Hi,
I got a strange issue today.
Early this morning (PYST 0900), when all agents in all the active campaigns logged in, received the message "Your session has been paused".
When the agents unpaused themselves, the message popped again.
Now, i have experienced this behavior before and it was caused by some tables (one of the _live ones) been crashed; nothing that can not be
repaired with myisamchk.
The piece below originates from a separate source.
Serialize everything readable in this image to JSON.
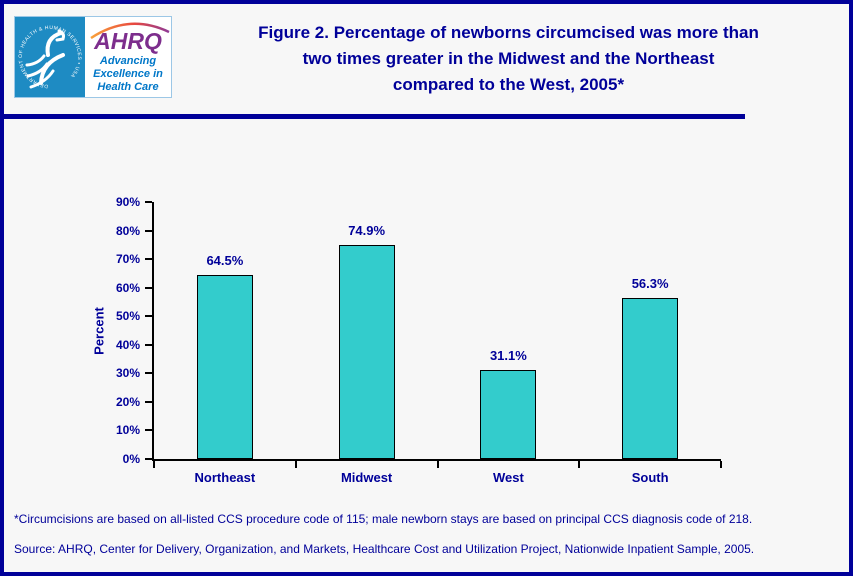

But this time there was no crashed tables.
The checks i done were:
- Network: ping, traceroute.
- Database: mysqlanalyze, SHOW TABLE STATUS FROM asterisk, journalctl -m
- Web: journalctl, tailf /var/log/apache2/{access, error}.log
- Telephony: tailf /var/log/astguiclient/screenlog.0
- Web load balancer: stats
- General OS: df -h, free -m, top, journalctl -m, check ASTGUIClient scripts messages with mail.
The actions i took:
- asterisk -x 'core restart now'
- systemctl mysql stop && systemctl mysql restart
- systemctl apache2 restart
- systemctl haproxy restart
- echo 3 > /proc/sys/vm/drop_caches
Additionaly, i have the cluster monitored with a virtual node running Zabbix 3, checking astguiclient conferences, channels, trunk status,
networking, load, storage and the like. There was no registered network outage.
In order to sort out the Web Load Balancer, i tried to log in directly to the web nodes, ending with the same result.
Now, i have resolved the situation restarting all nodes in the cluster in this order: Database, Web, Telephony.
I have created a tarball from all servers' /var/log/astguiclient to check for anything i have omitted.
Does anyone know something about this or have any pointer for where to look?
The cluster have been running about 9 months now without issues.
This is a clean ViciBox install. The Web Load Balancer was added later, after exaustive tests.
The SBC cited below manages all the SIP trunks against our various ITSP.
The cluster manages 150 agents, with inbound and manual campaigns, being inbound the most.
All the Contact Centers are connected to the cluster via a redundant 1 Gbps fiber MPLS link each. The Contact Centers are separated from the
data center.
Salutations
=======================
Vicidial Cluster
Installed using ViciBox_v.7.x86_64-7.0.2 except where noted.
Vicidial version: 2.12-561a | Build: 160708-0745 | Revision: 2561
All nodes (except the virtual ones) have network interfaces with bonding active-slave attached to 2 switches.
1 Database Node: Dell PowerEdge R720|CPU: Intel Xeon E5-2650 @ 2.0 GHz | RAM: 32 GB | Storage: 1 TB SAS RAID 5 | OS: ViciBox_v.7.x86_64-7.0.2
5 Telephony Nodes: Xorcom XE 3000 | CPU: Intel Core i3 i3-2120 @ 3.3 GHz | RAM: 4 GB | Storage: 500 GB SATA Linux SW RAID 1 | OS:
ViciBox_v.7.x86_64-7.0.2
2 Web Nodes:1 Web Load Balancer: Virtual Machine (KVM) | CPU: Intel Core i7 9xx @ 2.4 GHz | RAM: 8GB | Storage: 20 GB | OS: ViciBox_v.7.x86_64
-7.0.2
1 Web Load Balancer: Virtual Machine (KVM) | CPU: Intel Core i7 9xx @ 2.4 GHz | RAM: 1GB | Storage: 20 GB | OS: CentOS 7 running HAProxy
1 Archive Server: HP ProLiant ML150 G6 | CPU: Intel Xeon X3430 @ 2.4 GHz | RAM: 4GB | Storage: 2 TB SATA | OS: ViciBox_v.7.x86_64-7.0.2
2 Hypervisor: HP ProLiant ML150 G6 | CPU: Intel Xeon X3430 @ 2.4 GHz | RAM: 16GB | Storage: 500 GB SATA | OS: CentOS 7
1 SBC: Dell Optiplex | CPU: Intel Xeon X3430 @ 2.4 GHz | RAM: 16GB | Storage: 500 GB SATA | OS: Elastix 2.4 x86_64
=======================